“Amalia / Their Breasts, My Breasts” Krieger / Leigh – vernissage

Two exhibitions at Spółdzielnia Ogniwo, space of a former mikveh, engage with questions of women’s agency in history. Whose and what stories do we choose to remember? How have suppressed narratives found new voice today?

AMALIA

A woman of many photographs and one great gesture. When Amalia Krieger and her brother Natan inherited Ignacy Krieger’s photography studio, they decided to keep signing photographs with their famous father’s name. He is still famous today thanks to Amalia’s decision—after she had become the only official owner of the atelier—to donate the family’s collection of photographic plates to Kraków. She preserved the memory of the city, its monuments and its people.

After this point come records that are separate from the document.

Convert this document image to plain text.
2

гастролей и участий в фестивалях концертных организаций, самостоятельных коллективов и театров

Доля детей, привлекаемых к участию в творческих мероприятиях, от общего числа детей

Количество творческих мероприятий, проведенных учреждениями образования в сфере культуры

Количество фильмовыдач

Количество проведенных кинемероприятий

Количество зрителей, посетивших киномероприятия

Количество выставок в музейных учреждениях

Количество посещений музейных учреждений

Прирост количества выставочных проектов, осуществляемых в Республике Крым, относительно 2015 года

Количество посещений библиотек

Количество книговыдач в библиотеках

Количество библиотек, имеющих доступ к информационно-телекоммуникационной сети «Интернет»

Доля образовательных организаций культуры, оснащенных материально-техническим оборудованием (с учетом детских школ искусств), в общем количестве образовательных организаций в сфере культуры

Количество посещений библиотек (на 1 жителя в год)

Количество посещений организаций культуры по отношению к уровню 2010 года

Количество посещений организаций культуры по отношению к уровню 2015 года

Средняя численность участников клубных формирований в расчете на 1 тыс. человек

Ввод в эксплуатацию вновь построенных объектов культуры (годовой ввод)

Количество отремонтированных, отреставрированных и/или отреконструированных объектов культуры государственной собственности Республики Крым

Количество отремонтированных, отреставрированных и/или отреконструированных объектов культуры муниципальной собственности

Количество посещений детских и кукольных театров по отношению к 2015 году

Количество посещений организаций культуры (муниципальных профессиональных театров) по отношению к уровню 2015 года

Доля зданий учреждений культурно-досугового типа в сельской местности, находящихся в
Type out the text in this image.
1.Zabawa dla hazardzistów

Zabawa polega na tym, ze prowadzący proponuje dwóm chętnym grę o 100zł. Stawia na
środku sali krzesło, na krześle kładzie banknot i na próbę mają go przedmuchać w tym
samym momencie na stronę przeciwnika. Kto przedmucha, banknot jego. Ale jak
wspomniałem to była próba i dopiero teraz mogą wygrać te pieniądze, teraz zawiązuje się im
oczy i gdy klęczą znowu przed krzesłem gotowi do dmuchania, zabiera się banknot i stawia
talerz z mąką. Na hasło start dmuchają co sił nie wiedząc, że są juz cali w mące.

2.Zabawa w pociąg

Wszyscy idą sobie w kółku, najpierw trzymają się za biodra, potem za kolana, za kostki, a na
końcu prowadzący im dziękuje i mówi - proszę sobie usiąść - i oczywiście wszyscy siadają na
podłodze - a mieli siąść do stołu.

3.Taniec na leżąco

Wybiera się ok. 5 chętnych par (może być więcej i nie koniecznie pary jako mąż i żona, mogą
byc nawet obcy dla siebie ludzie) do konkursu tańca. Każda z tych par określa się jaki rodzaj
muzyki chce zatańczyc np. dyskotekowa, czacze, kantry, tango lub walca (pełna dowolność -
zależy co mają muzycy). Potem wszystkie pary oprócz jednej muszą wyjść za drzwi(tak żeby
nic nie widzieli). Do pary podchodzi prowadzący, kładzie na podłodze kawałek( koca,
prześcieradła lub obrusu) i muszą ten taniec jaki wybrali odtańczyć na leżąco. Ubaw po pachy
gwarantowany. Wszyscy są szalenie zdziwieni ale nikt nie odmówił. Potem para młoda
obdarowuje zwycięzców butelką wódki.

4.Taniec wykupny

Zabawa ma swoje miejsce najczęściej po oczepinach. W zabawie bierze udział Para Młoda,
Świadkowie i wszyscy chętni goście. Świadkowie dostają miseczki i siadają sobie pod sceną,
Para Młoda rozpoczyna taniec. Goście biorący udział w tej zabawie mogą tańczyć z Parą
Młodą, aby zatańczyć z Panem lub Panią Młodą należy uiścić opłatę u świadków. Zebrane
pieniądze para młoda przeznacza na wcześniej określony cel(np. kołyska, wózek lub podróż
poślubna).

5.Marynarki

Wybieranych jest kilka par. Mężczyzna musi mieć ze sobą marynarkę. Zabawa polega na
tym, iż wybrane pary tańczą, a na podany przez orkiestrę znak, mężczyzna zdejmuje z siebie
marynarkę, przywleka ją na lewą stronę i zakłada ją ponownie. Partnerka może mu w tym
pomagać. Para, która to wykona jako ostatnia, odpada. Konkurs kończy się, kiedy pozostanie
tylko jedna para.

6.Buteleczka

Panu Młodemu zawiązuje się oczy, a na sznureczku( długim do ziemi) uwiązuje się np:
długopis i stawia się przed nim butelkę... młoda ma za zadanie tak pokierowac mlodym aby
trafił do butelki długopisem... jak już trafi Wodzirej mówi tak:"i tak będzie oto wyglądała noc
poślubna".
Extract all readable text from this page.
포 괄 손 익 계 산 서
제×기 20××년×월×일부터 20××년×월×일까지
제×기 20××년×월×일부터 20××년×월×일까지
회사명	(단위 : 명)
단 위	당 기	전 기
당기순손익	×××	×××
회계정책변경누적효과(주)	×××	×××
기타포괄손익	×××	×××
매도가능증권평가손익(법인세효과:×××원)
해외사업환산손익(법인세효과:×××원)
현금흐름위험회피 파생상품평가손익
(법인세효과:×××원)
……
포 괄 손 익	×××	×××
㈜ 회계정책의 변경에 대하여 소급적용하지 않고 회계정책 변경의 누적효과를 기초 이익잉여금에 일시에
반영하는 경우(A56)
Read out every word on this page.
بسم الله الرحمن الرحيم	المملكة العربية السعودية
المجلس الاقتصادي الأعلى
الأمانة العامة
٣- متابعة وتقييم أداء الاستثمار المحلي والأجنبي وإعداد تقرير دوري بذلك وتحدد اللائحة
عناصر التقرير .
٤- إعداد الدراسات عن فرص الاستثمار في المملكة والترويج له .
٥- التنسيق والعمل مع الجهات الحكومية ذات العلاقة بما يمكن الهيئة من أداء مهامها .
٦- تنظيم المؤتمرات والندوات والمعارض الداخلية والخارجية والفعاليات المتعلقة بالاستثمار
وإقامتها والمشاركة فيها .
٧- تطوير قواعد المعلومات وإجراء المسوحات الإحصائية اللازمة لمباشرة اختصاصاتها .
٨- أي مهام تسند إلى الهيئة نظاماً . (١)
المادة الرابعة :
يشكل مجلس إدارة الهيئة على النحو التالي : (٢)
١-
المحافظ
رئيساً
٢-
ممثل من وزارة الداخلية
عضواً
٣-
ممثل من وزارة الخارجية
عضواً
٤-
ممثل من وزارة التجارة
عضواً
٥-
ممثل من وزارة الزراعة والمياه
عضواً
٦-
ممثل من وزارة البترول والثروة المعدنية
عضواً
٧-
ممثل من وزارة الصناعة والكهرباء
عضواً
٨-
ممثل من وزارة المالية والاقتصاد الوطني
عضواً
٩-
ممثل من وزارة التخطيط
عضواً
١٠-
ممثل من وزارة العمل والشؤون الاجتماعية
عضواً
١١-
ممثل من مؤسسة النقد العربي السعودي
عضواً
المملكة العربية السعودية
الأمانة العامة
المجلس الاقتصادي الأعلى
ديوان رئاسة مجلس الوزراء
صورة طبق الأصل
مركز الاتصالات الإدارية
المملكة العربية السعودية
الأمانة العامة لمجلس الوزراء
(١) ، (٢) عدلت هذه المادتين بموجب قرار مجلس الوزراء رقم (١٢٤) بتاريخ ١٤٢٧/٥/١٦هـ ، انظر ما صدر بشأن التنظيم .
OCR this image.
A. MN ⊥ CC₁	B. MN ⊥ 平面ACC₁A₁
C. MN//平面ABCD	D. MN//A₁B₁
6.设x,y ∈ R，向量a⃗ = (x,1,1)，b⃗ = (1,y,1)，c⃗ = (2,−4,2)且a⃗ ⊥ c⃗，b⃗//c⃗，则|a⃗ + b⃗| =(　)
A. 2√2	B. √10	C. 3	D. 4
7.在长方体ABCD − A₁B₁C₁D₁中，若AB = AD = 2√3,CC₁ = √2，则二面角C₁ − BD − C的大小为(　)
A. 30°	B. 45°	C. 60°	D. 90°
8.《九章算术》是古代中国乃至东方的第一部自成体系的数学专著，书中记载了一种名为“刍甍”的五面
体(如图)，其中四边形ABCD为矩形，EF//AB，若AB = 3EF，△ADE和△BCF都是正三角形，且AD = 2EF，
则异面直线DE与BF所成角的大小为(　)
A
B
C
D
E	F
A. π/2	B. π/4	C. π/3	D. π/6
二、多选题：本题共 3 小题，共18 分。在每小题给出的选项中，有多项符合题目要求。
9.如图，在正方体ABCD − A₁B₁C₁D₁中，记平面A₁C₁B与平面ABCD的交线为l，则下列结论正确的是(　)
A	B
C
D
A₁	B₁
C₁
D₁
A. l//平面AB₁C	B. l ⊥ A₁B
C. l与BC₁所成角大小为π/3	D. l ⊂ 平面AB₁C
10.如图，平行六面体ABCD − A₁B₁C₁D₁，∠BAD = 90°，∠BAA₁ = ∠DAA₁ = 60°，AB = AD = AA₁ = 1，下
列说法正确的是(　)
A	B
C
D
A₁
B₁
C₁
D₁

But who was this incredible Jewish woman, one of the first Polish photographers? Did she consider herself a pioneer, an artist? We know about what she did, we know about the way she worked. As for her thoughts and ideas—we will try to access them through her photography.
Curated by: Aśka Warchał-Beneschi.

THEIR BREASTS, MY BREASTS

An installation of sculptural works by Stephania Freda Leigh, Oh, Their Breasts, Oh, My Breasts explores the sexual trauma inflicted upon women during the Holocaust. Leigh’s work—usually brightly colored, participatory, and bouncing—here takes form in a silent, lamenting, and weeping disposition. The exhibition problematizes the lack of recorded and shared knowledge of testimonies of sexual violence from the Holocaust and wartime in general, and continues Leigh’s investigation into what it means to be a Jewish Australian Polish Female Artist, and how her Jewish female body mourns the experiences of her ancestors.